Our mostly good dog

Wednesday, May 30, 2012

Resource Guarding

One of the most difficult things about Dalton so far has been his resource guarding. We learned fairly quickly that he was going to be a resource guarder when we he started to get possessive over his toys and food. Thinking back, I believe that the way the puppies were fed and socialized with each other before we got him was part of the problem. All 9 pups were fed from one bowl, and had to fight for whatever they could get.

 At first, not really having any experience with this sort of thing, my first reaction was to gently put him on his side in a submissive position and use what Cesar Milan refers to as the claw. We tried this a couple times when he would get possessive, but it didn’t seem to work. Then we started trying the trade method. This is where you give them a low value object, such as a toy they don’t really care for, and trade it for a higher value object such as a treat, or their favorite toy. It worked fairly well, but we found it harder to be consistent with this method, especially if we were frustrated with Dalton already.

 We also realized that just handing him a new toy or bone right away was a bad idea. If we weren’t diligent about making him think it was “our” toy/bone he would immediately become possessive. They way we established it was ours was by allowing him to chew on the bone or smell/tug on the toy while we held onto it. We would never play with the object, but sit on the floor and hold onto it calmly while he chewed/sniffed etc. We would introduce it slowly, never letting him take whatever it was until he basically became bored with it. Once he got to that state, we could give it to him and take it back whenever we wanted without a problem.
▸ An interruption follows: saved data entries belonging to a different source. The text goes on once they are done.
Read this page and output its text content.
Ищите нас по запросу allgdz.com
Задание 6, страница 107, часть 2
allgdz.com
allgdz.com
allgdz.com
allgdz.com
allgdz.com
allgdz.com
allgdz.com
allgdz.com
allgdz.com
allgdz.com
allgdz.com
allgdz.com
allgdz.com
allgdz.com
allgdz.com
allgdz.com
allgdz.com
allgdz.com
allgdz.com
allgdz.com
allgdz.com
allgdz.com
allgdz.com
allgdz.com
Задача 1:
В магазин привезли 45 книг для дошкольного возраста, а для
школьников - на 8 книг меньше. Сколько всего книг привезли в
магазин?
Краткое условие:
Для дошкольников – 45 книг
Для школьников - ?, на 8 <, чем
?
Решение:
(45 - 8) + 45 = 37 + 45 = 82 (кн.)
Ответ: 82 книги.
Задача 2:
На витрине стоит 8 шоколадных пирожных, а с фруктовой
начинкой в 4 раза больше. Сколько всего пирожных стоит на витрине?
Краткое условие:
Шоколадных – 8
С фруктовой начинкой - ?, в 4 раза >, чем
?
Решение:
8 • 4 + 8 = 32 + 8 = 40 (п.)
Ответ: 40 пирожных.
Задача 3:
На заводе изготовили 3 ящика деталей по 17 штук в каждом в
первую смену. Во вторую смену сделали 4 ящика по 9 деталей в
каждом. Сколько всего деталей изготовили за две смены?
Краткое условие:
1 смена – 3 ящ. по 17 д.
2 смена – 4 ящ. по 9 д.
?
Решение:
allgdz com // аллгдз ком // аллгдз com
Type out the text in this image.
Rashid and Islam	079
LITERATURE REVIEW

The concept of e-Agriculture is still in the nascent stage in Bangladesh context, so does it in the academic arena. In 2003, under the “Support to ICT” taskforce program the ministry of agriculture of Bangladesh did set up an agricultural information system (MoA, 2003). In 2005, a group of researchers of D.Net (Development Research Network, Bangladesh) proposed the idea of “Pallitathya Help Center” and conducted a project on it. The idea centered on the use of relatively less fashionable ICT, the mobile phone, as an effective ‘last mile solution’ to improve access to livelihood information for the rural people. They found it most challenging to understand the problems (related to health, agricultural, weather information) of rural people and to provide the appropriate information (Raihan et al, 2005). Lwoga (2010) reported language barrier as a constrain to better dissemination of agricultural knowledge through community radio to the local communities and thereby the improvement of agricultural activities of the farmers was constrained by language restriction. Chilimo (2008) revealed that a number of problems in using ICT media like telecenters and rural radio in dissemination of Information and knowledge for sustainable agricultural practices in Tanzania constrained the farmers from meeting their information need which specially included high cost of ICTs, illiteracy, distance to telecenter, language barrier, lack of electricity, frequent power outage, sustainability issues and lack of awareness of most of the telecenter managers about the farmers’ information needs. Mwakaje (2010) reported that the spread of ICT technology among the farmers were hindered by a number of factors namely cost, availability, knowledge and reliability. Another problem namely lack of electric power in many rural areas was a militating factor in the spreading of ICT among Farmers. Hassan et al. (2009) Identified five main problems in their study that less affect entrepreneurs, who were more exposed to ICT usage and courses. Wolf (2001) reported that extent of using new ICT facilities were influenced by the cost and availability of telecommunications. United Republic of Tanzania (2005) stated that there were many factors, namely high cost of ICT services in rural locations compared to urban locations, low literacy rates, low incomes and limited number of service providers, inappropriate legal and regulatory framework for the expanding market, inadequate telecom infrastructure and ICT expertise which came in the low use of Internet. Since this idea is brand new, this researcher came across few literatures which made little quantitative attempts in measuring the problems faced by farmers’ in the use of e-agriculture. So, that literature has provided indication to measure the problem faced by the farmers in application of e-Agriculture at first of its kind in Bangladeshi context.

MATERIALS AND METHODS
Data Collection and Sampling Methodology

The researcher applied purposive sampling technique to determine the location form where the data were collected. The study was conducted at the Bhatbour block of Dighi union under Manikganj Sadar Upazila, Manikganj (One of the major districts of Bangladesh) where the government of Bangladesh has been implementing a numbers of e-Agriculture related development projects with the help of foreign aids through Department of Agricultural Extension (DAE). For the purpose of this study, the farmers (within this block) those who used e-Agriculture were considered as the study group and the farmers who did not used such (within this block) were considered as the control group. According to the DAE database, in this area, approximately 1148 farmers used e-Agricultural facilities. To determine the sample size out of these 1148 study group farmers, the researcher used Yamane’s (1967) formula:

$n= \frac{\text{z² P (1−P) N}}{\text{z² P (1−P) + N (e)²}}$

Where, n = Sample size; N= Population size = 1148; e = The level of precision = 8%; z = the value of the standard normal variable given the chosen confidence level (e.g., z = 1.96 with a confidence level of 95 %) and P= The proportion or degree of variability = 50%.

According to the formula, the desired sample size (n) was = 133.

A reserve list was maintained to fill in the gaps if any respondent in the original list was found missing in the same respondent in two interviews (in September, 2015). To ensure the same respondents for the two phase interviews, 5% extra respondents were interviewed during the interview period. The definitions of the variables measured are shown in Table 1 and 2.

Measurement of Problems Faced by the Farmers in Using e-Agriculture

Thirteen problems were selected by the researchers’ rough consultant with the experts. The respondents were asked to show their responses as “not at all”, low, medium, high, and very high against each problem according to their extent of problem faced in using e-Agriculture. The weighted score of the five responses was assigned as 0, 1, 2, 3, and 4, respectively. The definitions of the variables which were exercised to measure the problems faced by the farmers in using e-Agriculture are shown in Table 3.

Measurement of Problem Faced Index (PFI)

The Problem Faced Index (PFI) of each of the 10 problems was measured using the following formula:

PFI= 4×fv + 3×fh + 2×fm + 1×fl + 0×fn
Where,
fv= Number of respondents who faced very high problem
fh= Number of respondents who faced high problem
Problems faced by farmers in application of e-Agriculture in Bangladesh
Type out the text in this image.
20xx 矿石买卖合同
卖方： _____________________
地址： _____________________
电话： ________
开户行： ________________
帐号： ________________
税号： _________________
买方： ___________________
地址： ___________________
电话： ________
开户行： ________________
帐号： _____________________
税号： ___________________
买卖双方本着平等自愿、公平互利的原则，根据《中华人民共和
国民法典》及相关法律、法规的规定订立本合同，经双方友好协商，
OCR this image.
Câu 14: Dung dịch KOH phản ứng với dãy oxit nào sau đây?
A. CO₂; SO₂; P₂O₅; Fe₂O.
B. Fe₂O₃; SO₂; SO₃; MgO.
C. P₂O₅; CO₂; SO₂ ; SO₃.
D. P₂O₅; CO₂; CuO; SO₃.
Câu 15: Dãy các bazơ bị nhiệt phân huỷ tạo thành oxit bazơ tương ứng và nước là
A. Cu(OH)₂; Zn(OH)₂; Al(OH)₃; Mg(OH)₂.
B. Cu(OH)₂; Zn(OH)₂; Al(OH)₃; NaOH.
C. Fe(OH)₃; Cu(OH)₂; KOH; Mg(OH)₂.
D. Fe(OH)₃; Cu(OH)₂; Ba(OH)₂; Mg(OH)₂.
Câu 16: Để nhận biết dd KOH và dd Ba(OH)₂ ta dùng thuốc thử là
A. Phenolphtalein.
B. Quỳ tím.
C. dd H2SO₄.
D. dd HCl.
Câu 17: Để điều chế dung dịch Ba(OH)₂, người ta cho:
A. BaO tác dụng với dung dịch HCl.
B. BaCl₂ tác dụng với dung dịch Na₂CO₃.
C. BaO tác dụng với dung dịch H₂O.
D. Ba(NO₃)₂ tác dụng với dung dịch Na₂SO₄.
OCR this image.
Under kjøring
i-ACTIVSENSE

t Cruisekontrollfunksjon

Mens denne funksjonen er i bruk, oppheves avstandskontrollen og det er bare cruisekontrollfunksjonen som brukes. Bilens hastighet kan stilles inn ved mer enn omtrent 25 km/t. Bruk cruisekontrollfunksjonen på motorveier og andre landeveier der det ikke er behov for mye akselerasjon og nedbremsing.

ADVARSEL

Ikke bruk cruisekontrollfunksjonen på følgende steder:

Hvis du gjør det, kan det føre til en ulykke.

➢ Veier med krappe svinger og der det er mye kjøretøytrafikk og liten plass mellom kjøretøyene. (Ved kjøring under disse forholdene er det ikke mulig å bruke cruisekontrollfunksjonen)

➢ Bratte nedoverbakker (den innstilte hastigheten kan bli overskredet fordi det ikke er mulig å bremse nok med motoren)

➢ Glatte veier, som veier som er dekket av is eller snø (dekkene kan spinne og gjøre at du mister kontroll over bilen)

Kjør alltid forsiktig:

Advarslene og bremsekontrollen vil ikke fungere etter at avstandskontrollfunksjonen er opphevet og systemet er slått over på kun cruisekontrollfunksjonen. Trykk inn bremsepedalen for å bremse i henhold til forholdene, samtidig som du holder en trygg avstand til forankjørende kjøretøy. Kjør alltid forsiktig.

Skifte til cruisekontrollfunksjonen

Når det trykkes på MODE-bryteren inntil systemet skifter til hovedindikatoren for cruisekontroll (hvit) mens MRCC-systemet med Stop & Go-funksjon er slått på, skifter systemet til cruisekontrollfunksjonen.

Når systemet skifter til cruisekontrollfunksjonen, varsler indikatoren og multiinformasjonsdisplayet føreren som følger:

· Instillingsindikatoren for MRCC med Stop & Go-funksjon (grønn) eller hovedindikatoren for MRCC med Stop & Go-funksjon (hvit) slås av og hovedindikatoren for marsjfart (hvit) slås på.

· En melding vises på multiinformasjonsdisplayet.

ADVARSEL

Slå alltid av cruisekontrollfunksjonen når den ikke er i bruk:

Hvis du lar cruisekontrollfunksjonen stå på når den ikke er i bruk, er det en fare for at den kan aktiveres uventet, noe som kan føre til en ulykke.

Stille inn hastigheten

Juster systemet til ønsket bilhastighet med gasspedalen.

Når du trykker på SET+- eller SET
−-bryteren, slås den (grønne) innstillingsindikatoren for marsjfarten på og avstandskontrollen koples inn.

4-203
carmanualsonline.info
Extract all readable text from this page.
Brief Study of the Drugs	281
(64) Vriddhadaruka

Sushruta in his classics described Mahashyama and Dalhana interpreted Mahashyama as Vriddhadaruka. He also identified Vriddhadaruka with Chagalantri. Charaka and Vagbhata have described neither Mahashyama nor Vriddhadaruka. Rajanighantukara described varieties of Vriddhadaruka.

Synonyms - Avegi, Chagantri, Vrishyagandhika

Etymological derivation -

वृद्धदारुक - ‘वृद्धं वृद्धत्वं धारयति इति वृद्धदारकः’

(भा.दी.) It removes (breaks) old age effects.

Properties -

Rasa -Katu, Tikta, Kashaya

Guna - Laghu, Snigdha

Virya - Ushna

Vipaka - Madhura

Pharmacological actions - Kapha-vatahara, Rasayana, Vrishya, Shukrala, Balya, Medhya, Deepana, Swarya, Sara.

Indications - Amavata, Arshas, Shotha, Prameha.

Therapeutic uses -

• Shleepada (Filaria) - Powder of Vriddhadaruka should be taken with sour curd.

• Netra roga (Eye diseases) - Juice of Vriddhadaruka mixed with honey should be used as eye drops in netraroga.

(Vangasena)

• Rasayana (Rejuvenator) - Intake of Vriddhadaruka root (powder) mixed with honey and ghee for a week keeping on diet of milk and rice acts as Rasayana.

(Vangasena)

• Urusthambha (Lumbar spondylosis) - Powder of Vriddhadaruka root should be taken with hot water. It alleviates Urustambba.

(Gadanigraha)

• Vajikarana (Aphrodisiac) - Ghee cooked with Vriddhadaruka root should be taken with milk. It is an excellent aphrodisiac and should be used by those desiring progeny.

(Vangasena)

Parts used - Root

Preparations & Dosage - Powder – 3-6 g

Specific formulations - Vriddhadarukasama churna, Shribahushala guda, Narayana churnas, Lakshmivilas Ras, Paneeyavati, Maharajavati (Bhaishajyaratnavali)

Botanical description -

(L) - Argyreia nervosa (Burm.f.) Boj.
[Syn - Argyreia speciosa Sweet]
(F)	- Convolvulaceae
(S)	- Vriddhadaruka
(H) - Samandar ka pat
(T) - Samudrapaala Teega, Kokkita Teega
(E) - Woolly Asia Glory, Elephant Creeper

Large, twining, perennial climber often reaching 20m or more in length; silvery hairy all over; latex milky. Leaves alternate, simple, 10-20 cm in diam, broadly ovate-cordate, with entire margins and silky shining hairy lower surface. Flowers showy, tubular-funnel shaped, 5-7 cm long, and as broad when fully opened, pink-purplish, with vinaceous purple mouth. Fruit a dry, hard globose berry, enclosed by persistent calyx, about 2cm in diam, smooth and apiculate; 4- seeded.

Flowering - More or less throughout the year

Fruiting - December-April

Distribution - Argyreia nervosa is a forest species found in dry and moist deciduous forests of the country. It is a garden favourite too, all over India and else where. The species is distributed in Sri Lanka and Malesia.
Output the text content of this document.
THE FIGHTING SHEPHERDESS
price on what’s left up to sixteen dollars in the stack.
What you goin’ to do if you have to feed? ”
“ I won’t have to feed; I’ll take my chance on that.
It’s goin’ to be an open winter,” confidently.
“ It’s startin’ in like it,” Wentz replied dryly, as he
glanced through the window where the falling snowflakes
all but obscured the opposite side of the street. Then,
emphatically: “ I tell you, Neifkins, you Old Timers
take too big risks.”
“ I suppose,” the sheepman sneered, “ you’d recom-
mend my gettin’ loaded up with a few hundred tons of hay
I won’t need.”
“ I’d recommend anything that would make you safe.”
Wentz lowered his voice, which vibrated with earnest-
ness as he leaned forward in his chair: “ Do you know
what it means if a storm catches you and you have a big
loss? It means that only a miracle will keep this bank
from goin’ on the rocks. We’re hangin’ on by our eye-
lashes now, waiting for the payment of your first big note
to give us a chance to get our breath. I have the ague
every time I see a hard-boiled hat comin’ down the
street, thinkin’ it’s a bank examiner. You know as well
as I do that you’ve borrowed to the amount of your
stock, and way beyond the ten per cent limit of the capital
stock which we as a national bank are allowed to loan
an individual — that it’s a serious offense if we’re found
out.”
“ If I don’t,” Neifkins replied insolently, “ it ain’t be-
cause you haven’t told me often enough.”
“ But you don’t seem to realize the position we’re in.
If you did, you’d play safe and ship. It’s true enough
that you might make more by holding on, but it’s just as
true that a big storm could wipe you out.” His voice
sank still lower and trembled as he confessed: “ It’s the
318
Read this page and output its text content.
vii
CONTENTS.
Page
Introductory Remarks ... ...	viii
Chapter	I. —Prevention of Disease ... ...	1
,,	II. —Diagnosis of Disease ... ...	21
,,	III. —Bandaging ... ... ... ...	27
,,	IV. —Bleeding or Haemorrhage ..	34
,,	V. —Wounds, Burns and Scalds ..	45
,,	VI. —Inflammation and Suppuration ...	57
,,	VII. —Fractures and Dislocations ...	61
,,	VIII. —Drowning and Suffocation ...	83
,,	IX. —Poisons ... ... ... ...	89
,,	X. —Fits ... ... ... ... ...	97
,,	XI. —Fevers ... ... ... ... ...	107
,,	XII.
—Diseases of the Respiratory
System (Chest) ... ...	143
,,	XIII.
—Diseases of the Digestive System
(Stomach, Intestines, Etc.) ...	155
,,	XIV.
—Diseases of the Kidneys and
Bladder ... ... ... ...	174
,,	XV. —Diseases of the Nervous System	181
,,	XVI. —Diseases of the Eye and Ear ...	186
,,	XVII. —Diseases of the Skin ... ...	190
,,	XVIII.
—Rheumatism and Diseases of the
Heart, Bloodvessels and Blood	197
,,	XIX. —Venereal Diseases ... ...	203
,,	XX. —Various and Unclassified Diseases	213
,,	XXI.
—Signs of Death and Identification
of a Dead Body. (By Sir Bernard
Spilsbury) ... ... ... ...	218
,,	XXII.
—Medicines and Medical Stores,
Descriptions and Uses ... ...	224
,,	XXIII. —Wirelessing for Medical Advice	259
The “ours” method has worked pretty well; the only problem we still have is if the object can break into smaller pieces or rip apart. The other day he ripped the tail off one of his toys and when I tried to throw it away he snarled at me, this is where we are still sort of at a loss. If it can break up, or rip, he thinks that the pieces in his mouth or the pieces that broke off are now his, and we have a really hard time getting them away from him. It’s also getting to the point where he is big enough to hurt us if he were to get to the point of biting. This is especially unnerving for me since out of the two of us, Nate is the “more dominant” one. I am still above Dalton, but Nate has a much easier time getting him to do what he wants than I do.

The one area he has improved almost %100 is guarding his food. The way we accomplished this was by hand feeding him most of his meal. After filling up his bowl, we would have him go to his kennel, sit, and feed him small handfuls at a time out of the bowl. We read that if they have to work for their food (going to the kennel and having to sit) and if the food is coming from you (hand feeding small bits at a time) the dog eventually learns that you control feeding time, and they have to behave a certain way to get what they want. Eventually we would feed him smaller and smaller amounts by hand, but we would make him wait in the sitting position before he could start eating. Then we would set the bowl in the kennel, and by hand, put a small handful in the bowl, working our way up to more and more food. Now, as soon as we have his bowl filled, he’ll run to the kennel sit, and wait to be told “okay” before eating.

I think this is something we will always have to work on with him. I still can’t decide if I think the cause is how they were fed/socialized as puppies, or if this is something he inherited from his parents, but either way he is getting much better, and we are continuously finding new ways to fix the issue that work for him and us!